Government and Political Roundup: Protestors at the State Capitol have it great compared to other statehousesWisconsin News
-- Protestors at the Wisconsin State Capitol have it great compared to those at other statehouses.
Protestors at the Wisconsin State Capitol have it great compared to those at other statehouses. The State Journal of Madison surveyed officials at all 50 state capitols, and found that nearly half don’t allow protests at all. And of the 26 that do, all but six require permits for even small demonstrations. Wisconsin’s new Capitol police chief, David Erwin, has recently decided to enforce long-running rules for protestors. It resulted in numerous arrests and a blowback by protestors in the form of bigger crowds for the daily noon-time sing-alongs by the Solidarity Singers – a group that has fought off requests to get a required permit. Stephanie Marquis of the state Administration Department says the State Journal survey proves that Wisconsin’s requirements for protestors are reasonable and quote, “much more generous than elsewhere.” Colorado is among a number of states that only allow protests outside their Capitol buildings.

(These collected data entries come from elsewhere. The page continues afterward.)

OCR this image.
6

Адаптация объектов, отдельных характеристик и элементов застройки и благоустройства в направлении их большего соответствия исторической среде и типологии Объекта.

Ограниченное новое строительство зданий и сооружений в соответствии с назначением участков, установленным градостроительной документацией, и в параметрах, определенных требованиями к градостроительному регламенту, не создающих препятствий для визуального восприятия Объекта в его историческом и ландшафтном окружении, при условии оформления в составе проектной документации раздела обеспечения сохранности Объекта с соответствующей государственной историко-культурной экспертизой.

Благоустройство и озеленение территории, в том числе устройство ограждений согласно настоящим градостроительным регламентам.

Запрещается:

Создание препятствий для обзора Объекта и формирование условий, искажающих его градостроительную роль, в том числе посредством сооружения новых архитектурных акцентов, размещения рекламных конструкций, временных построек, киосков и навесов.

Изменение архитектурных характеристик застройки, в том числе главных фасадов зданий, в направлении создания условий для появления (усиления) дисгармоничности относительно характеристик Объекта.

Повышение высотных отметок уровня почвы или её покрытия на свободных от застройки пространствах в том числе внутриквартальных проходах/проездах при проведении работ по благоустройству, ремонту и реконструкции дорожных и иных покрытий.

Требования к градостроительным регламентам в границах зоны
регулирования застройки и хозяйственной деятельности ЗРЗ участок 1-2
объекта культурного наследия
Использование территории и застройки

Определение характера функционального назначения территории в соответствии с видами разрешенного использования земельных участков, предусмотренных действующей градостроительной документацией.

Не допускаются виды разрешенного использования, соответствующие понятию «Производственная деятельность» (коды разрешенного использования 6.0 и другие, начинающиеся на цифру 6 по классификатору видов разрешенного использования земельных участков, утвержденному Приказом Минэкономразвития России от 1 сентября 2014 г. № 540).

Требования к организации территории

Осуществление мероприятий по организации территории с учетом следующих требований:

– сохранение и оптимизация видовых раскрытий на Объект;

Ohio charges 50-dollars for a demonstration permit, whereas Wisconsin’s permits are free. In South Dakota, no protest can last more than three days in a row. The Wisconsin chapter of the American Civil Liberties Union has said that the Capitol’s protest rules infringe on free-speech rights. When asked about the stricter limits in other states, Stacy Harbaugh of the A-C-L-U said they’re not as important as the Wisconsin Capitol’s history as a hallmark of First Amendment activity. Her group and others were concerned that the protest permits would be rejected for causes the government doesn’t agree with. But of 400 permit requests, Capitol Police have turned down only three. Two were due to scheduling conflicts, and one sought to reserve property outside of the Capitol’s jurisdiction. The permit rules came after the massive protests 19 months ago against the law which limits public union bargaining.
Republican vice-presidential candidate Paul Ryan says more able-bodied Americans have become dependent on government in the last four years under President Obama. But in a long interview with the Milwaukee Journal Sentinel, the House Budget chairman from Janesville dispelled the notion that people on government programs are there by choice. Ryan was responding to Mitt Romney’s comments at an earlier fundraiser, stating that the 47-percent of Americans who don’t pay taxes have a “mindset” and feel entitled to things like health care. On a Saturday night flight from Georgia to his Janesville home, Ryan told a Journal Sentinel reporter that he rejects the notion that the so-called “producers” who pay taxes are Republicans, and the “takers” on government aid on Democrats. And Ryan said economic growth is the key to prevent it from happening. Ryan also took issue from conservatives who say he’s been too vague during his campaign. He said there’s a lot of time left in the campaign to talk about more specifics. And Ryan said Romney took a big step by naming him as the vice presidential choice, because he already proposed a host of specifics in two federal budgets. Ryan said he also takes issue with fellow Republican Governor Scott Walker, who has said that Romney has not let pump passion into the campaign. But Ryan says he’s never been told by Romney to quiet things down, or do anything differently. He also believes he’ll add a few points to the Republican vote in Wisconsin because quote, “I’m the hometown guy – people know me.”
Michelle Obama is about to make her second trip to Wisconsin this fall. It was announced during the president’s visit to Milwaukee on Saturday that the First Lady would be in the Appleton area – but no other details were immediately released. It was a month ago yesterday when Michelle Obama held a campaign rally in Milwaukee, and met privately with surviving relatives from the August fifth Sikh Temple massacre in Oak Creek.